The utility had never tested the line to determine the maximum pressure it could carry, and the section failed when pressure spiked after a component failure in Milpitas during maintenance activity.
"This accident and this tragic loss of life were entirely preventable," Boxer said.
The Senate Monday passed a bill that would require companies to keep better records and install automatic or remote-controlled shutoff valves on new and replaced pipelines.
It took an hour and 39 minutes before PG&E workers were able to stop the flow of gas through the ruptured pipeline by manually closing valves upstream and downstream from the break.
Sen.
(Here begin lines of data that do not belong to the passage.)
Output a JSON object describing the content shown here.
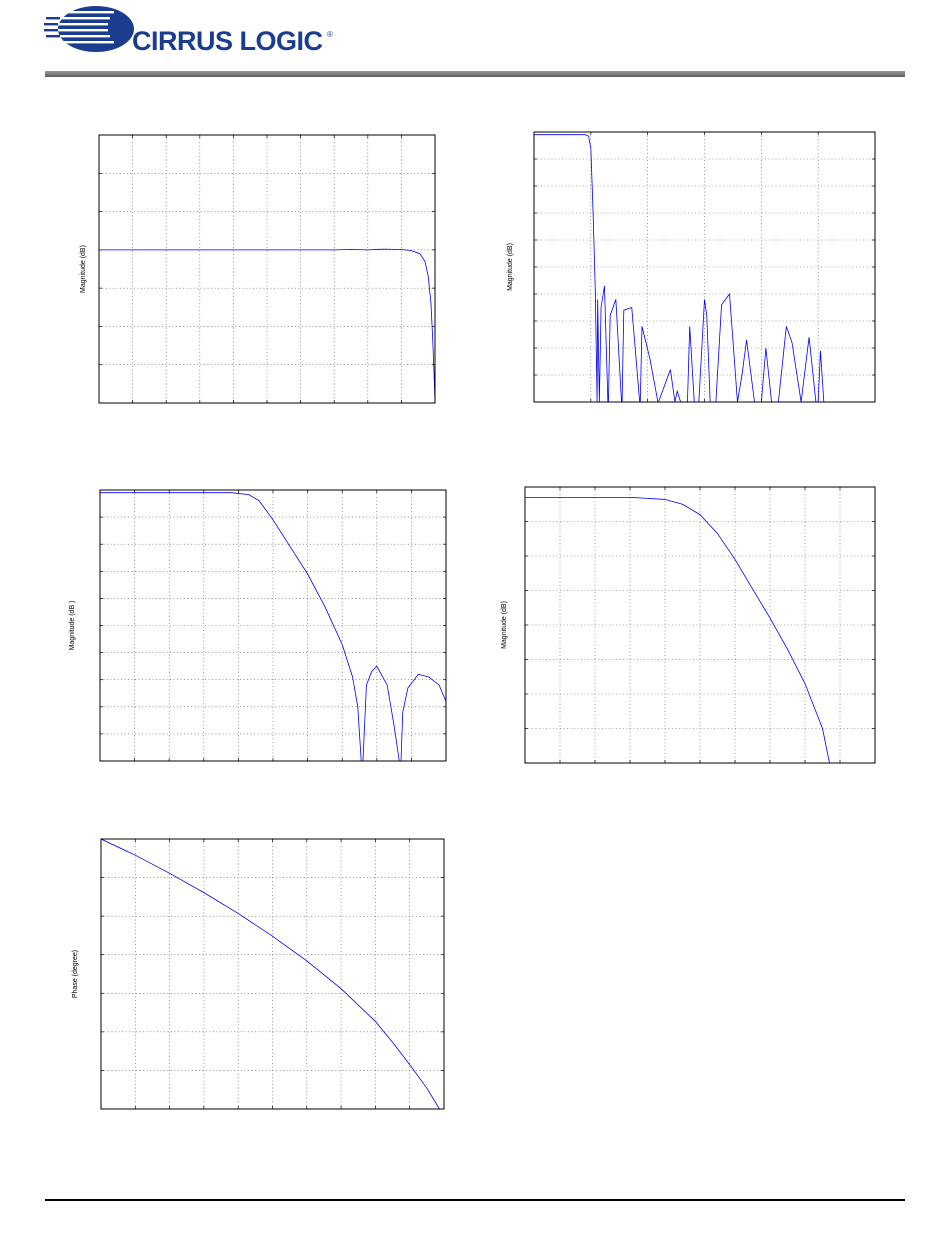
{
  "header": {
    "brand": "CIRRUS LOGIC",
    "registered_mark": "®",
    "brand_color": "#1b3d8f"
  },
  "chart_data": [
    {
      "type": "line",
      "id": "passband",
      "title": "",
      "xlabel": "",
      "ylabel": "Magnitude (dB)",
      "xlim": [
        0,
        10
      ],
      "ylim": [
        -4,
        3
      ],
      "grid": true,
      "color": "#0000ff",
      "series": [
        {
          "x": [
            0,
            1,
            2,
            3,
            4,
            5,
            6,
            7,
            7.5,
            8,
            8.5,
            9,
            9.3,
            9.55,
            9.7,
            9.8,
            9.88,
            9.93,
            9.97,
            10
          ],
          "y": [
            0,
            0,
            0,
            0,
            0,
            0,
            0,
            0,
            0.01,
            0,
            0.02,
            0.01,
            -0.02,
            -0.1,
            -0.3,
            -0.7,
            -1.4,
            -2.3,
            -3.2,
            -4
          ]
        }
      ]
    },
    {
      "type": "line",
      "id": "stopband",
      "title": "",
      "xlabel": "",
      "ylabel": "Magnitude (dB)",
      "xlim": [
        0,
        3
      ],
      "ylim": [
        -100,
        0
      ],
      "grid": true,
      "color": "#0000ff",
      "series": [
        {
          "x": [
            0,
            0.3,
            0.45,
            0.48,
            0.5,
            0.52,
            0.54,
            0.555,
            0.56,
            0.575,
            0.59,
            0.62,
            0.65,
            0.655,
            0.67,
            0.72,
            0.77,
            0.775,
            0.79,
            0.86,
            0.93,
            0.935,
            0.95,
            1.02,
            1.09,
            1.095,
            1.2,
            1.24,
            1.26,
            1.29,
            1.35,
            1.37,
            1.41,
            1.45,
            1.5,
            1.5,
            1.52,
            1.55,
            1.6,
            1.65,
            1.72,
            1.79,
            1.83,
            1.87,
            1.94,
            2.0,
            2.04,
            2.09,
            2.15,
            2.22,
            2.27,
            2.35,
            2.42,
            2.48,
            2.5,
            2.52,
            2.55
          ],
          "y": [
            -1,
            -1,
            -1,
            -1.5,
            -6,
            -30,
            -60,
            -100,
            -62,
            -100,
            -65,
            -57,
            -100,
            -100,
            -68,
            -62,
            -100,
            -100,
            -66,
            -65,
            -100,
            -100,
            -72,
            -84,
            -100,
            -100,
            -88,
            -100,
            -96,
            -100,
            -100,
            -72,
            -100,
            -100,
            -62,
            -62,
            -68,
            -100,
            -100,
            -64,
            -60,
            -100,
            -90,
            -77,
            -100,
            -100,
            -80,
            -100,
            -100,
            -72,
            -78,
            -100,
            -76,
            -100,
            -100,
            -81,
            -100
          ]
        }
      ]
    },
    {
      "type": "line",
      "id": "transition-band",
      "title": "",
      "xlabel": "",
      "ylabel": "Magnitude (dB )",
      "xlim": [
        0,
        10
      ],
      "ylim": [
        -100,
        0
      ],
      "grid": true,
      "color": "#0000ff",
      "series": [
        {
          "x": [
            0,
            2,
            3.8,
            4.3,
            4.6,
            5.0,
            5.5,
            6.0,
            6.5,
            7.0,
            7.3,
            7.45,
            7.55,
            7.6,
            7.7,
            7.85,
            8.0,
            8.3,
            8.5,
            8.65,
            8.7,
            8.75,
            8.9,
            9.2,
            9.5,
            9.8,
            10
          ],
          "y": [
            -1,
            -1,
            -1,
            -1.7,
            -4,
            -11,
            -21,
            -31,
            -43,
            -57,
            -69,
            -80,
            -100,
            -100,
            -72,
            -67,
            -65,
            -72,
            -87,
            -100,
            -100,
            -82,
            -73,
            -68,
            -69,
            -72,
            -78
          ]
        }
      ]
    },
    {
      "type": "line",
      "id": "transition-band-detail",
      "title": "",
      "xlabel": "",
      "ylabel": "Magnitude (dB)",
      "xlim": [
        0,
        10
      ],
      "ylim": [
        -80,
        0
      ],
      "grid": true,
      "color": "#0000ff",
      "series": [
        {
          "x": [
            0,
            2,
            3,
            4,
            4.5,
            5,
            5.5,
            6,
            6.5,
            7,
            7.5,
            8,
            8.5,
            8.7
          ],
          "y": [
            -3,
            -3,
            -3,
            -3.6,
            -5,
            -8,
            -13.5,
            -21,
            -29.5,
            -38,
            -47,
            -57,
            -70,
            -80
          ]
        }
      ]
    },
    {
      "type": "line",
      "id": "phase",
      "title": "",
      "xlabel": "",
      "ylabel": "Phase (degree)",
      "xlim": [
        0,
        10
      ],
      "ylim": [
        -700,
        0
      ],
      "grid": true,
      "color": "#0000ff",
      "series": [
        {
          "x": [
            0,
            1,
            2,
            3,
            4,
            5,
            6,
            7,
            8,
            8.5,
            9,
            9.5,
            9.8,
            10
          ],
          "y": [
            0,
            -42,
            -89,
            -139,
            -193,
            -252,
            -316,
            -388,
            -473,
            -527,
            -585,
            -646,
            -690,
            -720
          ]
        }
      ]
    }
  ]
}
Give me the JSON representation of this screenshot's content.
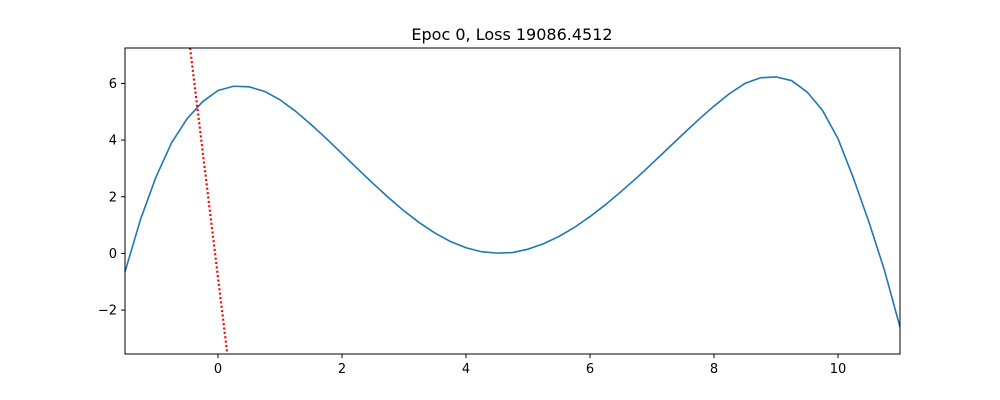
{
  "chart_data": {
    "type": "line",
    "title": "Epoc 0, Loss 19086.4512",
    "xlabel": "",
    "ylabel": "",
    "xlim": [
      -1.5,
      11.0
    ],
    "ylim": [
      -3.55,
      7.25
    ],
    "grid": false,
    "x_ticks": [
      0,
      2,
      4,
      6,
      8,
      10
    ],
    "x_tick_labels": [
      "0",
      "2",
      "4",
      "6",
      "8",
      "10"
    ],
    "y_ticks": [
      -2,
      0,
      2,
      4,
      6
    ],
    "y_tick_labels": [
      "−2",
      "0",
      "2",
      "4",
      "6"
    ],
    "series": [
      {
        "color": "#1f77b4",
        "style": "solid",
        "x": [
          -1.5,
          -1.25,
          -1.0,
          -0.75,
          -0.5,
          -0.25,
          0.0,
          0.25,
          0.5,
          0.75,
          1.0,
          1.25,
          1.5,
          1.75,
          2.0,
          2.25,
          2.5,
          2.75,
          3.0,
          3.25,
          3.5,
          3.75,
          4.0,
          4.25,
          4.5,
          4.75,
          5.0,
          5.25,
          5.5,
          5.75,
          6.0,
          6.25,
          6.5,
          6.75,
          7.0,
          7.25,
          7.5,
          7.75,
          8.0,
          8.25,
          8.5,
          8.75,
          9.0,
          9.25,
          9.5,
          9.75,
          10.0,
          10.25,
          10.5,
          10.75,
          11.0
        ],
        "y": [
          -0.65,
          1.2,
          2.7,
          3.9,
          4.75,
          5.35,
          5.75,
          5.9,
          5.88,
          5.72,
          5.42,
          5.02,
          4.55,
          4.05,
          3.52,
          2.99,
          2.47,
          1.97,
          1.5,
          1.08,
          0.72,
          0.42,
          0.2,
          0.06,
          0.01,
          0.03,
          0.15,
          0.34,
          0.6,
          0.92,
          1.3,
          1.72,
          2.18,
          2.66,
          3.17,
          3.69,
          4.21,
          4.72,
          5.2,
          5.64,
          6.0,
          6.2,
          6.23,
          6.1,
          5.7,
          5.05,
          4.05,
          2.65,
          1.1,
          -0.6,
          -2.6
        ]
      },
      {
        "color": "#ff0000",
        "style": "dotted",
        "x": [
          -0.45,
          0.15
        ],
        "y": [
          7.25,
          -3.55
        ]
      }
    ]
  }
}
Frank Lautenberg, D-N.J., who is chairman of the subcommittee that held today's hearing, introduced the bill and today stressed its importance in his state, citing a 1994 pipeline explosion in Edison, N.J., that destroyed 14 apartment buildings.
"These tragedies remind us that we have a responsibility to keep our pipelines safe and reduce the frequency of accidents," he said.
That bill is awaiting a vote by the House.
Feinstein, who said that the bill is a step in the right direction, also said that there are other problems not addressed by the bill and encouraged the committee to look further into the safety issues related to natural gas pipelines.
"There are a lot of reasons to worry about this, and there are a lot of reasons to continue to do extraordinary due diligence on this issue," Feinstein said.